Tuesday, January 31, 2012

Soda: Are a couple of cans a day okay?

From YOU Docs Daily:

As readers of our blog likely know, one of us YOU Docs recently had a mega Diet Coke habit. Let's put it this way: Two six-packs a day was nothing. The other one (with his wife, Lisa) finally braved an intervention and got, yep, Dr. Mike down to one can a day. Last September he went to zilch. And lived! Now all he misses is the extra strength-training from shifting 20-pound cases of cola.

We mention this because chugging soda already looked bad when Dr. Mike laid off the stuff. Both regular and diet drinks had been tied to obesity and high blood pressure; colas to bone loss; and full-sugar sodas to type 2 diabetes, lousy teeth (especially citrus sodas), and more. Find out why zero-calorie sodas don't always have zero impact.

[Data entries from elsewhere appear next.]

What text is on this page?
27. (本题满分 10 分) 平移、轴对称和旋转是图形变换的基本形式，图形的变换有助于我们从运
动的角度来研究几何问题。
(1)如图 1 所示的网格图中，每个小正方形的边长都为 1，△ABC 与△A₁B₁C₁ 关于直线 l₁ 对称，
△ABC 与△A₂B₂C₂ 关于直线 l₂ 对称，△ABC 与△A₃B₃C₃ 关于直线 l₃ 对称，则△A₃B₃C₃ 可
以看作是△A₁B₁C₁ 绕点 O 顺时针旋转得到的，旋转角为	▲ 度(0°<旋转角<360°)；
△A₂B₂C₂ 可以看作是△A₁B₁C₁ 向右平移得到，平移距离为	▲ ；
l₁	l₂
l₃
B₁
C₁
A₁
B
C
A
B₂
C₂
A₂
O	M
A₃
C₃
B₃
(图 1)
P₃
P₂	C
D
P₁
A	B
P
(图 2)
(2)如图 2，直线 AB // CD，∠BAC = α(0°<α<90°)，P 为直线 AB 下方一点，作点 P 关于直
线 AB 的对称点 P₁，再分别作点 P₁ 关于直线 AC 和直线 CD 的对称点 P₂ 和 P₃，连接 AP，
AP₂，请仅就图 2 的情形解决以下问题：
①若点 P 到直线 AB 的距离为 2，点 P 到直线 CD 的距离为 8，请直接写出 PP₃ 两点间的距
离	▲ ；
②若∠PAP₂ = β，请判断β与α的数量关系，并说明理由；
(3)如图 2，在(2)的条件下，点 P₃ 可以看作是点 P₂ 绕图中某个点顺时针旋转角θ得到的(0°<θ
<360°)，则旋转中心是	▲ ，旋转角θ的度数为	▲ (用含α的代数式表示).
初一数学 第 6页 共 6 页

Now it turns out there's something in regular soda that's particularly bad for women. If you're female, listen up. New research shows that just two cans a day make you more likely to add inches to your waist, get into blood sugar trouble, have soaring triglycerides, and develop heart disease, stroke, and type 2 diabetes — even if you don't gain a pound. Throw in kidney damage, too. It's also been tied to a soda habit.

This isn't the first evidence of these links, but it's the first to spot how vulnerable women are. Why? That's as clear as muddy waters. Maybe because women burn fewer calories than guys. Or replace more healthy foods with useless fizzy stuff. Or always eat sweets with soda. Or something no one's figured out yet.

Our New Year's wish? Pull a Dr. Mike: Switch to water (or caffeinated water), seltzer with fruit, hot/iced tea, or coffee (his fave), which is giving tea real competition as the world's number one health drink.